Modulation of the epithelial inflammatory response to rhinovirus in an atopic environment.

BACKGROUND: Immune responses to rhinovirus (RV) as well as direct effects of RV on respiratory epithelium may contribute to the induction of asthma exacerbations.

OBJECTIVE: To evaluate the effect of the environment resulting from an atopic immune response on RV-induced epithelial inflammation, replication and cytotoxicity.

METHODS: Peripheral blood mononuclear cells (PBMC) from atopic asthmatic subjects and matched controls (12 pairs) were isolated and stimulated by RVs. Human bronchial epithelial (BEAS-2B) cells were infected with RV in the presence of conditioned media from RV-stimulated PBMC cultures. IL-6, IL-8, RANTES and TGF-beta1 levels were measured by ELISA, RV-induced cytotoxicity by a colorimetric method and RV titres on Ohio-HeLa cells.

RESULTS: RV-induced epithelial production of IL-6, IL-8 and RANTES was significantly lower, while TGF-beta1 was higher when cells were exposed to conditioned media from atopic asthmatic subjects compared with those from normal controls. Exposure to the 'atopic' environment also resulted in elevated RV titres and increased RV-induced cytotoxicity.

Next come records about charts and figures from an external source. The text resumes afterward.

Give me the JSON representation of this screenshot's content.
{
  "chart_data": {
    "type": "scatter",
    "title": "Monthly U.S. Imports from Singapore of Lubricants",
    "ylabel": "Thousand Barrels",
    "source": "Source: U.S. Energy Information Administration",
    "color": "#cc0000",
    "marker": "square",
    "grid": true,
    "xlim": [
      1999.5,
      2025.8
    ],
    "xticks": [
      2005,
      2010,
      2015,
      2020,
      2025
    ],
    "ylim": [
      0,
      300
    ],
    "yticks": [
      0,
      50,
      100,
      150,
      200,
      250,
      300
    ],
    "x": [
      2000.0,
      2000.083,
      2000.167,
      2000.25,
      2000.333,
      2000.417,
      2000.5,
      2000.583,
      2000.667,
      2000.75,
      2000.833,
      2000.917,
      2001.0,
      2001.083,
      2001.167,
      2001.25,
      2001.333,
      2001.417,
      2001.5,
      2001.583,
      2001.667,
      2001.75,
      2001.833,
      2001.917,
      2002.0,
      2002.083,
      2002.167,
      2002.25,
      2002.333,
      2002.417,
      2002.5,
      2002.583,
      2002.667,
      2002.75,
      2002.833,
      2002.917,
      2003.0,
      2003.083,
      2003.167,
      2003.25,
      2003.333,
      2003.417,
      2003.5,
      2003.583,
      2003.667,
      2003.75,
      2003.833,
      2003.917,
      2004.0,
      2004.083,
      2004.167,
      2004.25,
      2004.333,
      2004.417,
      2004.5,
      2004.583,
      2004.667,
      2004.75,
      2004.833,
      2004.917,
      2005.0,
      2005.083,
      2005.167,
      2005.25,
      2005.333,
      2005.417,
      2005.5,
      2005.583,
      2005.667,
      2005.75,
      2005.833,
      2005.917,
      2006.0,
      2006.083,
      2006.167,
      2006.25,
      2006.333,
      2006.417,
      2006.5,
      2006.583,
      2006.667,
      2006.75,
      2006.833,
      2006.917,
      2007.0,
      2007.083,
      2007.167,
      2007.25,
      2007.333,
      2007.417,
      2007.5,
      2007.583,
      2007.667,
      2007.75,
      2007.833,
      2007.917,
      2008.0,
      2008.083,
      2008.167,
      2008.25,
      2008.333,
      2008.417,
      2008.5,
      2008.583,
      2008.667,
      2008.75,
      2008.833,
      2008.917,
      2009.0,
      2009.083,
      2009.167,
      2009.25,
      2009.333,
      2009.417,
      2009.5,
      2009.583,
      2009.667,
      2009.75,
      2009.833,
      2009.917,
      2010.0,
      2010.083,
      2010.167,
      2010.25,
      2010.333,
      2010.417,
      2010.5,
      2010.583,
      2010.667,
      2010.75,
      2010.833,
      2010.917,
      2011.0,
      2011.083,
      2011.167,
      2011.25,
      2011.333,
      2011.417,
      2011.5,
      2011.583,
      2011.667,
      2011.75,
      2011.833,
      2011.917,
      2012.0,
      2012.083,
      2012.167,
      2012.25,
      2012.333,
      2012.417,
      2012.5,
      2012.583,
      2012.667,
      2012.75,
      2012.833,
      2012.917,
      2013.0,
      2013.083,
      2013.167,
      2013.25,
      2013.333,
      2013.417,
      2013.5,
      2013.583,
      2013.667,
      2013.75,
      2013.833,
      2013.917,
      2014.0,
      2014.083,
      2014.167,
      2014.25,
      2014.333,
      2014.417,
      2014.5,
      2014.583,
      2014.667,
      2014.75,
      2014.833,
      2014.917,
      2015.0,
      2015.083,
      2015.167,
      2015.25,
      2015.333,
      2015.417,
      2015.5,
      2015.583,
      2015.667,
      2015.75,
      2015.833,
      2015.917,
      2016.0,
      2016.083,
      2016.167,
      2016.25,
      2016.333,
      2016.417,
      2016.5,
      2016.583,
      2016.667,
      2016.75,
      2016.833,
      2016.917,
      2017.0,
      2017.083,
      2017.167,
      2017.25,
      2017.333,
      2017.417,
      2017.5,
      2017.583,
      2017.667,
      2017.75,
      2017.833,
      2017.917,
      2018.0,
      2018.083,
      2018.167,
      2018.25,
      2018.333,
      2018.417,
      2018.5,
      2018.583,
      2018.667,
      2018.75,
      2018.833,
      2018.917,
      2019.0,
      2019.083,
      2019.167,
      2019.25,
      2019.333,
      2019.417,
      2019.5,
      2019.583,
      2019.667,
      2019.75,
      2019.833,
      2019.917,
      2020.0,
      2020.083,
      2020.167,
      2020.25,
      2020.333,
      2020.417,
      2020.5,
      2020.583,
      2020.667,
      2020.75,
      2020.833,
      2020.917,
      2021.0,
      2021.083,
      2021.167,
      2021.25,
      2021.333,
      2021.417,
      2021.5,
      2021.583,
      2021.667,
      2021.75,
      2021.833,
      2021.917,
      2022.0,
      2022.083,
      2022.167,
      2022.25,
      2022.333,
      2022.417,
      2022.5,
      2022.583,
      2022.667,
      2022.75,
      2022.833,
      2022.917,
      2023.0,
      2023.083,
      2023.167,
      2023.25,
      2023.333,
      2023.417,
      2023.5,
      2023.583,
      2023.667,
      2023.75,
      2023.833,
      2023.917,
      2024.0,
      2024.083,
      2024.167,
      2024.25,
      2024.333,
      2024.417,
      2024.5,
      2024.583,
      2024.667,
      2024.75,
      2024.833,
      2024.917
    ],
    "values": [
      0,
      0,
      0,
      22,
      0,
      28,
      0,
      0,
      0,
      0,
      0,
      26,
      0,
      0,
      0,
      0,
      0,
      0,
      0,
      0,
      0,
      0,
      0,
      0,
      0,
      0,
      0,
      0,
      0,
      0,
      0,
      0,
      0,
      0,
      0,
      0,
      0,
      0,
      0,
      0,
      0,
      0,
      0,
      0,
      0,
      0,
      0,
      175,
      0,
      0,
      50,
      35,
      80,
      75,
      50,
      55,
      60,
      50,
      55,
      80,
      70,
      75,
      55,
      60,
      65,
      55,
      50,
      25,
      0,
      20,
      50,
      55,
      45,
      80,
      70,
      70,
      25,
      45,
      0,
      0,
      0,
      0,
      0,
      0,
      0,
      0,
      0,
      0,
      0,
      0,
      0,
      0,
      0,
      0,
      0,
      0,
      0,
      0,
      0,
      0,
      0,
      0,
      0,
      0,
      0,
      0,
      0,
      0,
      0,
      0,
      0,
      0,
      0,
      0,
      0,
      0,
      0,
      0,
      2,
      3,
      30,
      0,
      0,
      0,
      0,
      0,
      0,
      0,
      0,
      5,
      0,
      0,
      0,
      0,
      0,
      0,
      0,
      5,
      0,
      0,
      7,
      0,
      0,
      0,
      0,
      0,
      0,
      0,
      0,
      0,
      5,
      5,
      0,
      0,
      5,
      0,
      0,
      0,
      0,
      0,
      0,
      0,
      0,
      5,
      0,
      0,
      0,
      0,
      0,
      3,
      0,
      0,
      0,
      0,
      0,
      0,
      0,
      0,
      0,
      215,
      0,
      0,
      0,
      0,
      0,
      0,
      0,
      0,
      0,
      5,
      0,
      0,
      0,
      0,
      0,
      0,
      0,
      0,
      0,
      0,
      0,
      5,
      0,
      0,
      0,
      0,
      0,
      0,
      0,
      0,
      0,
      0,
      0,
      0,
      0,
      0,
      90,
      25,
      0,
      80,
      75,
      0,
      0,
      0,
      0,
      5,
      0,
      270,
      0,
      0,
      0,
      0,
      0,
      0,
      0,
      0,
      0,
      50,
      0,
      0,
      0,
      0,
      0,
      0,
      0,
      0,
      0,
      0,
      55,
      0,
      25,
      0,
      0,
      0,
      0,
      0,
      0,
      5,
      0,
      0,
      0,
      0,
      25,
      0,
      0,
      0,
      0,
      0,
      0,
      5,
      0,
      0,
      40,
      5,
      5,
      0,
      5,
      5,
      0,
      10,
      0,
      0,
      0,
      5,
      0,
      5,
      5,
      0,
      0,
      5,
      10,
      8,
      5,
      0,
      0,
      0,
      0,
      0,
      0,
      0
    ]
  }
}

CONCLUSIONS: Under the influence of an atopic environment, the epithelial inflammatory response to RV is down-regulated, associated with increased viral proliferation and augmented cell damage, while TGF is up-regulated. These changes may help explain the propensity of atopic asthmatic individuals to develop lower airway symptoms after respiratory infections and indicate a mechanism through which viral infections may promote airway remodelling.